The number 15 is also a multiple of five, and the number 30 is also a multiple of five. But we can choose any one of those other numbers to put in that box. Let’s write the number 18. That’s a multiple of three but not a multiple of five.
Now let’s look at the square underneath the number 30. This is in the column labelled multiple of five. So we’re looking for a number that ends in a five or a zero. And it’s in the same row as the label “Not a multiple of three.” So we can’t allow any numbers that are multiples of three.
There are lots of possibilities. So again, let’s find the numbers that are multiples of three. And we just won’t use those. We can see that they’re the same numbers as before: 15, 30. And because our five times table goes a little bit higher, 45 is also a multiple of three. So we can’t use that.
But we can write any of the other numbers that are multiples of five. Let’s choose the number 25. 25 is a multiple of five. But it’s not a multiple of three. On to the last box, this time we’re looking for a number that’s not a multiple of five — so we can’t write any numbers that end in five or zero — but also not a multiple of three. We need a number that’s in neither times table. In other words, if we can’t see the number on the screen, we can write it in this box.

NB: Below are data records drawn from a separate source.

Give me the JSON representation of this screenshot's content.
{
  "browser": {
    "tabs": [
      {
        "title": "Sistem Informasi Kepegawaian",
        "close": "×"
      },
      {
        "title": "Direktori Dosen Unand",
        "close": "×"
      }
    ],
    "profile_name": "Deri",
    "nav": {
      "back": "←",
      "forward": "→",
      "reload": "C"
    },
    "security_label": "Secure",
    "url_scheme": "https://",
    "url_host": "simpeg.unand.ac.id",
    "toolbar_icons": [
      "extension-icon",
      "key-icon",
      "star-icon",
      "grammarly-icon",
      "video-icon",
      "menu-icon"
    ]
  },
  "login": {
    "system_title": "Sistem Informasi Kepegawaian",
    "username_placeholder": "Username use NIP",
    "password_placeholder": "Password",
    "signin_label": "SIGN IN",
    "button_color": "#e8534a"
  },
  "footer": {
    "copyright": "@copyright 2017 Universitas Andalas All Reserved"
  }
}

What about the number 17? It’s not in the three times table, and it’s not a multiple of five either. Let’s go with the number 17 then. This is an interesting question to make a video for because there are so many possible answers. For example, in this bottom box, we could’ve written any of the numbers, one, two. Can’t write three cause it’s a multiple of three, four. Couldn’t write five cause it’s a multiple of five. Can’t write six cause it’s a multiple of three, seven, eight. Can’t write nine cause it’s a multiple of three. Can’t write 10 cause it’s a multiple of five, and so on. We won’t carry on going through them.
And so as we go through the answer now, we’re going to describe each box in terms of the type of number that you should’ve written in the box rather than the actual number. In the top right-hand box, we could’ve written any number that’s a multiple of three but doesn’t end in five or zero. We chose the number 18.
In this box here, we could write any number that ends in a five or a zero but is not a multiple of three. We chose the number 25. And in the final box, we could write down any number that’s not a multiple of three or five. We chose the number 17.
So although there are lots and lots of possible answers, if you follow these rules, you can check whether your particular answer is correct.